Observations and Insights from all plots:¶

  • "Marital_Status" - Majority of the customers (38.6%) in the dataset are married.
  • "Education" -- Majority of the customers (50.3%) have done their graduation. 2.4% customers only have Basic education.
  • "KidHome", "TeenHome" - Majority of the customers do not have children (Kids or Teens) at home. The data across different values of 0, 1, 2 are almost equally spread out in both the variables. These 2 variables can be combined together.
  • "Complain" - Majority of cusomers (99.1%) have never complained.

Bivariate Analysis¶

We have analyzed different categorical and numerical variables. Now, let's check how different variables are related to each other.

Correlation Heat map¶

Heat map can show a 2D correlation matrix between numerical features.

In [32]:
numeric_cols = ['Year_Birth', 'Income', 'Kidhome', 'Teenhome', 'Recency', 'MntWines', 'MntFruits',
       'MntMeatProducts', 'MntFishProducts', 'MntSweetProducts',
       'MntGoldProds', 'NumDealsPurchases', 'NumWebPurchases',
       'NumCatalogPurchases', 'NumStorePurchases', 'NumWebVisitsMonth',
       'AcceptedCmp3', 'AcceptedCmp4', 'AcceptedCmp5', 'AcceptedCmp1',
       'AcceptedCmp2', 'Response']
plt.figure(figsize=(15, 7))                                                        # Setting the plot size
sns.heatmap(data[numeric_cols].corr(), annot=True, vmin=-1, vmax=1, fmt=".2f", cmap="Spectral")  # Plotting the correlation plot
plt.show()

Observations and Insights: _¶

  • "Income" - variable is highly corelated with mostly all variables.
  • "AcceptedCmp1,AcceptedCmp2,AcceptedCmp3,AcceptedCmp4,AcceptedCmp5,Response" - variables are not corelated with any other variables.
  • There is a string corelation observed between Amount Spent variables, namely, "NumWebPurchases", "NumCatalogPurchases","NumStorePurchases","NumWebVisitsMonth" and Purchases variables, namely, NumWebPurchases, NumCatalogPurchases,NumStorePurchases,NumWebVisitsMonth.
  • Combining all amounts spent into 1 variable can be helpful in providing more meaningful insights.
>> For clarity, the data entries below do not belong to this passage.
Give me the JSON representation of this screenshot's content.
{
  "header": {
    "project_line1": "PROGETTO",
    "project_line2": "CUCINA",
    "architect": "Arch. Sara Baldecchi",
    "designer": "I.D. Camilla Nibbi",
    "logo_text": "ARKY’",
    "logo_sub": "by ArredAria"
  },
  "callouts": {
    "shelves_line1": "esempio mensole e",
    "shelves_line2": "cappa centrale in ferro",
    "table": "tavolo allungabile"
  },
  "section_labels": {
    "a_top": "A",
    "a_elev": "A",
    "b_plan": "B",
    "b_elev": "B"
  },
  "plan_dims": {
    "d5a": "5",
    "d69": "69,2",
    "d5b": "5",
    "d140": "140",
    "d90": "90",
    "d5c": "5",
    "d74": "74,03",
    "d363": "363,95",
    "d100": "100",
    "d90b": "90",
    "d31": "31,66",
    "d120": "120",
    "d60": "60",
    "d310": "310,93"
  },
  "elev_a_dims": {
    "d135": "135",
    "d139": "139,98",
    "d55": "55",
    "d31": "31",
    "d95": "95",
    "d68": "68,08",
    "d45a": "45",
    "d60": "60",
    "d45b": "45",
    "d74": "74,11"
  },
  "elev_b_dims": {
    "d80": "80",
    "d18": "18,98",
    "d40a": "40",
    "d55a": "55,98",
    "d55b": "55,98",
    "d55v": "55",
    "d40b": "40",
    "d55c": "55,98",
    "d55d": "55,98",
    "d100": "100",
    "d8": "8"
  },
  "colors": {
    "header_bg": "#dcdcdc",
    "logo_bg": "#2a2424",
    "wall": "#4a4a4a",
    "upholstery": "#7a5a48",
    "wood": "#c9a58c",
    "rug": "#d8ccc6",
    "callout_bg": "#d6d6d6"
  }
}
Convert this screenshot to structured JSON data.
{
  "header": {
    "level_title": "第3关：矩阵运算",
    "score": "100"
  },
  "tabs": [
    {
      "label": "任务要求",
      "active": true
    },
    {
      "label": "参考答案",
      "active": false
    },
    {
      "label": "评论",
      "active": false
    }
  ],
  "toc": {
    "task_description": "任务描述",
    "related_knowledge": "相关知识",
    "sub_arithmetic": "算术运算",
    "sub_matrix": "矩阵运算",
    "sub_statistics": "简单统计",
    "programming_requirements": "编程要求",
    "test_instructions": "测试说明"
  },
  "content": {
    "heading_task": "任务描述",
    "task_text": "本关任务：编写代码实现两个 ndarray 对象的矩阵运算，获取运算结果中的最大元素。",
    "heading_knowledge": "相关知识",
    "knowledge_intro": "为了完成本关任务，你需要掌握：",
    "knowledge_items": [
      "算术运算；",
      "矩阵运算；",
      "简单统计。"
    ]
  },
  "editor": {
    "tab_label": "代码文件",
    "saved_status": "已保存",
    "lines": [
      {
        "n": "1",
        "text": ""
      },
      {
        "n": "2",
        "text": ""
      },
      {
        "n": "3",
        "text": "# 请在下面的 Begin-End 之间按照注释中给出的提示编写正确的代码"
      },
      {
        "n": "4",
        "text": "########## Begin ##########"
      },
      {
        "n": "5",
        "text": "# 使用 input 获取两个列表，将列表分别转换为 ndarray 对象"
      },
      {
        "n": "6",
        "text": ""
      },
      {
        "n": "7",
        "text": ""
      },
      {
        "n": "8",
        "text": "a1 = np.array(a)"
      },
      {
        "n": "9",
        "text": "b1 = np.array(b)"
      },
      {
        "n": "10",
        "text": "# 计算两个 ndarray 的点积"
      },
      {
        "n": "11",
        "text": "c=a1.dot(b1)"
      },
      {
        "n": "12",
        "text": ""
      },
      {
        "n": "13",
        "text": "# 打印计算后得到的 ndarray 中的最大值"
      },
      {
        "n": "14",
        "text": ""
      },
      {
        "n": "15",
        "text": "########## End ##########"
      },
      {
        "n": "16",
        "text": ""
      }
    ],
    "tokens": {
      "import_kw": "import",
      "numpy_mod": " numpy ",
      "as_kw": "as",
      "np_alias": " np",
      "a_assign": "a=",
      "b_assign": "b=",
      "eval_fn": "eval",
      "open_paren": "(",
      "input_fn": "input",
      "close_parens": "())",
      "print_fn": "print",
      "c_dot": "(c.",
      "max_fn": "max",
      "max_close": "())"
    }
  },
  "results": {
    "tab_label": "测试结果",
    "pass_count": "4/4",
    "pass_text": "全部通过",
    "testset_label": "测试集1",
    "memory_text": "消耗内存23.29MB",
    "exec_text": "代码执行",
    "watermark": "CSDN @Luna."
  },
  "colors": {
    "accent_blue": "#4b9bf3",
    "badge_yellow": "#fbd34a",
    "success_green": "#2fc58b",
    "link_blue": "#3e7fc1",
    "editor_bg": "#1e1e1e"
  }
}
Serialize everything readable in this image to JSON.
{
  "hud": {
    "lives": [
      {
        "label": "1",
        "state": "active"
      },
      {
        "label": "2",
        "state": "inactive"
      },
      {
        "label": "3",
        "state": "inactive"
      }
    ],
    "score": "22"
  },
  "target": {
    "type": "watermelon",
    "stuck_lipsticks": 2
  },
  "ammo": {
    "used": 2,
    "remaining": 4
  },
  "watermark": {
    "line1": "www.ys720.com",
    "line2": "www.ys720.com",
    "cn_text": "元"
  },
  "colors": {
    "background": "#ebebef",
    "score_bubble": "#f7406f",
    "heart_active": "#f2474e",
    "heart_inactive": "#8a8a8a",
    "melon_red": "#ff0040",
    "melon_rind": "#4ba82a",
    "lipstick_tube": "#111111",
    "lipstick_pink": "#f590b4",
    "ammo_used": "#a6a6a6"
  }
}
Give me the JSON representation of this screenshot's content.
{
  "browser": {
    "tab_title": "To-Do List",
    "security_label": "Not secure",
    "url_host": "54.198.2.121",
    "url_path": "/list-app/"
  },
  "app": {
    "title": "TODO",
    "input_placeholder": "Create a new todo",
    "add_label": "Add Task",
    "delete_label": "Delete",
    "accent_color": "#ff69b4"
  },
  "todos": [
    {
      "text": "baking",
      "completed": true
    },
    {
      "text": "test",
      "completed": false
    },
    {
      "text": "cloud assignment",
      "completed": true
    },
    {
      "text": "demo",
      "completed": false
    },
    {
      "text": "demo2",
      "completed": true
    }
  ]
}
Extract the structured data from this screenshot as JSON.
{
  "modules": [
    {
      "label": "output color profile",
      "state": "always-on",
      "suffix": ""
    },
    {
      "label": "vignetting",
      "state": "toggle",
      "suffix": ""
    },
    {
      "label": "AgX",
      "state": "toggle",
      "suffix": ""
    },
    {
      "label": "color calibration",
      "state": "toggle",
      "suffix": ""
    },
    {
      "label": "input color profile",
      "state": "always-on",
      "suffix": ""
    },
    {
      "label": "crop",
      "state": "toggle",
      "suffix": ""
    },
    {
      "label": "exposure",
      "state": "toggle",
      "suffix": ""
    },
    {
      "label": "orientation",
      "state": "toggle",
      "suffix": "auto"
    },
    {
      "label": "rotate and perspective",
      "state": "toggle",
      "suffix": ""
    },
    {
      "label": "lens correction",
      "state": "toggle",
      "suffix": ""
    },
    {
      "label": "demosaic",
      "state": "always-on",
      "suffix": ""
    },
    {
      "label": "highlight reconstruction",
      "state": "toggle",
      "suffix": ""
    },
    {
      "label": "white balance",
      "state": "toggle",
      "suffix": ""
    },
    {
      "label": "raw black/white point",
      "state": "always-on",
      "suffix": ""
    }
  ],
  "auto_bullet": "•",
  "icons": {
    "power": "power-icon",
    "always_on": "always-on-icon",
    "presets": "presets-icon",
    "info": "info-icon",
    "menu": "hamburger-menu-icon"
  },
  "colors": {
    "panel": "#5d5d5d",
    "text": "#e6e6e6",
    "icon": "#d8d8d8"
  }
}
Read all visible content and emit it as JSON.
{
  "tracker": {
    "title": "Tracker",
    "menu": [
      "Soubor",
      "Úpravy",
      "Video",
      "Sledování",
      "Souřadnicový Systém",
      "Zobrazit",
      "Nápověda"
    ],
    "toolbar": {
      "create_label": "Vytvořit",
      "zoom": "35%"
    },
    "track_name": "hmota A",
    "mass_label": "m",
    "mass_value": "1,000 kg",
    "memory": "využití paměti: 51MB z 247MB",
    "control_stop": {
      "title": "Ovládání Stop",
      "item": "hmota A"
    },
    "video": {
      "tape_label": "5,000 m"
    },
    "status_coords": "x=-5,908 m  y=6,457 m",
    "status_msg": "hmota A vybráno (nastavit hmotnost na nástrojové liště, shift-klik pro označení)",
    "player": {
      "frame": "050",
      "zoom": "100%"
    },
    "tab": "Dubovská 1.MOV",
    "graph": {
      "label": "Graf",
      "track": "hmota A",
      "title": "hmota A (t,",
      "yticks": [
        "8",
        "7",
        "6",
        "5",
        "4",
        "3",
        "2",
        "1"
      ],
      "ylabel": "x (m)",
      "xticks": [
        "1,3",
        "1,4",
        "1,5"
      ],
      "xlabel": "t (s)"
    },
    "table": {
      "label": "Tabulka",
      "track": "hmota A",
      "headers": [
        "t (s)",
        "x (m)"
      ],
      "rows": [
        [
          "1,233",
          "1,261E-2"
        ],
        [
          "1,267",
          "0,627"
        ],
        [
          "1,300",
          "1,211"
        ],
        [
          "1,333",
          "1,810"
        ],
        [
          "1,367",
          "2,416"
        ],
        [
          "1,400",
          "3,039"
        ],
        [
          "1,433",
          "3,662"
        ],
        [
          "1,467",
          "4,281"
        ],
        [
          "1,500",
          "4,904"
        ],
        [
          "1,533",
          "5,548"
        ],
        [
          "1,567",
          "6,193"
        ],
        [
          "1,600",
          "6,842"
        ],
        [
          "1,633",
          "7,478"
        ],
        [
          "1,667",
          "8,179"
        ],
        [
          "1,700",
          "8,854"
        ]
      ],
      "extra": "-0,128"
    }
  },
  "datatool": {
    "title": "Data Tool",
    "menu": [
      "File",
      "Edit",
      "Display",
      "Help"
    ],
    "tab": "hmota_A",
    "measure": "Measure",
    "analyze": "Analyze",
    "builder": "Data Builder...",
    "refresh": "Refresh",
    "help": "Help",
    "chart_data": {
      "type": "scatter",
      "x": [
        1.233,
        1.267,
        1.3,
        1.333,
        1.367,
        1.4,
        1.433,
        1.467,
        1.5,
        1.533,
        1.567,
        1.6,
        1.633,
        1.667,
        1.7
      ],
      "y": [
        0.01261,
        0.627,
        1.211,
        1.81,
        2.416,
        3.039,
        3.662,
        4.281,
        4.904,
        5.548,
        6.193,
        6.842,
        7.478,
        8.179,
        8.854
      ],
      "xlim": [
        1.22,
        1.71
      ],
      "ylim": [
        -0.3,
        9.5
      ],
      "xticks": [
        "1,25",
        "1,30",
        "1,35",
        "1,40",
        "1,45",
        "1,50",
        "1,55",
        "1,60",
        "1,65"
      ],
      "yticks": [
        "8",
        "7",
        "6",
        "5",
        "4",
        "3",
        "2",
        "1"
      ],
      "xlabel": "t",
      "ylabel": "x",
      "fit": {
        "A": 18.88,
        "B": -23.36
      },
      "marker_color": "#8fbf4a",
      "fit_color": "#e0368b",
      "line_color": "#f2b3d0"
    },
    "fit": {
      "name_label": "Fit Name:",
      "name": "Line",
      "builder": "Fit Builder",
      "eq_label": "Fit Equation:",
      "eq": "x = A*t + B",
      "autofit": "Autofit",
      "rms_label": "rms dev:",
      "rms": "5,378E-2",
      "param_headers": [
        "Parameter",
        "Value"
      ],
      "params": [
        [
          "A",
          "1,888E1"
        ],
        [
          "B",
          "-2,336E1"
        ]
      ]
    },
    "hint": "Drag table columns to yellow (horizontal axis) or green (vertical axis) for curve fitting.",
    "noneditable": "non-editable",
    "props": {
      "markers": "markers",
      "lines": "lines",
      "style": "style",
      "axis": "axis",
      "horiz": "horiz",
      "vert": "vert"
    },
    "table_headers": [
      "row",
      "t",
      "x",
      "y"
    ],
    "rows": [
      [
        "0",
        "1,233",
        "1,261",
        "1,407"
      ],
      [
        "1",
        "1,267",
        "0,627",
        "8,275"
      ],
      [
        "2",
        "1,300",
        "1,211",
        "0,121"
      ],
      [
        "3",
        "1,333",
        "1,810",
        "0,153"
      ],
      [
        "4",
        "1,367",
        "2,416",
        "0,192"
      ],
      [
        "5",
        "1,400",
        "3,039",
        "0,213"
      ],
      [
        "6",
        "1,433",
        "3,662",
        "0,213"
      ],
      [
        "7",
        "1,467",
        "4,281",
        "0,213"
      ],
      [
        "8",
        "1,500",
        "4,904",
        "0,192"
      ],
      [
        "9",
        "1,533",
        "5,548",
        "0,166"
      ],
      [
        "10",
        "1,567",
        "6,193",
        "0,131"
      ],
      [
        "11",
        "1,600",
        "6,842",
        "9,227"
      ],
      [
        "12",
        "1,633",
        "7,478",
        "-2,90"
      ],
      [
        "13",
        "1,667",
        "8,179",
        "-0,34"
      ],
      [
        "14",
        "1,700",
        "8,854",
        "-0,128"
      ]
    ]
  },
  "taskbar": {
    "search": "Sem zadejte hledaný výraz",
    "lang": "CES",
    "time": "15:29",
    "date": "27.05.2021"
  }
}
The above correlation heatmap only shows the relationship between numerical variables. Let's check the relationship of numerical variables with categorical variables.

Education Vs Income¶

In [41]:
print(sns.barplot(x="Education", y="Income", data=data))
AxesSubplot(0.125,0.11;0.775x0.77)

Observations and Insights: _¶

  • Customers with "Basic" education have the least income.
  • Customers with "PhD" have the maximum income.
  • Customers with "Graduation" and "Master" education earn equally.

Marital Status Vs Income¶

In [42]:
# Plot the bar plot for Marital_Status and Income
print(sns.barplot(x="Marital_Status", y="Income", data=data))
AxesSubplot(0.125,0.11;0.775x0.77)

Observations and Insights: _¶

  • All customers have similar income irrespective of their marital status. However, customers with "Widow" status have a slightly higher income.

Kidhome Vs Income¶

In [43]:
# Plot the bar plot for Kidhome and Income
print(sns.barplot(x="Kidhome", y="Income", data=data))
AxesSubplot(0.125,0.11;0.775x0.77)

Observations and Insights:¶

  • Customers with 0 kids have the maximum income.
  • Customer with kids have almost similar income.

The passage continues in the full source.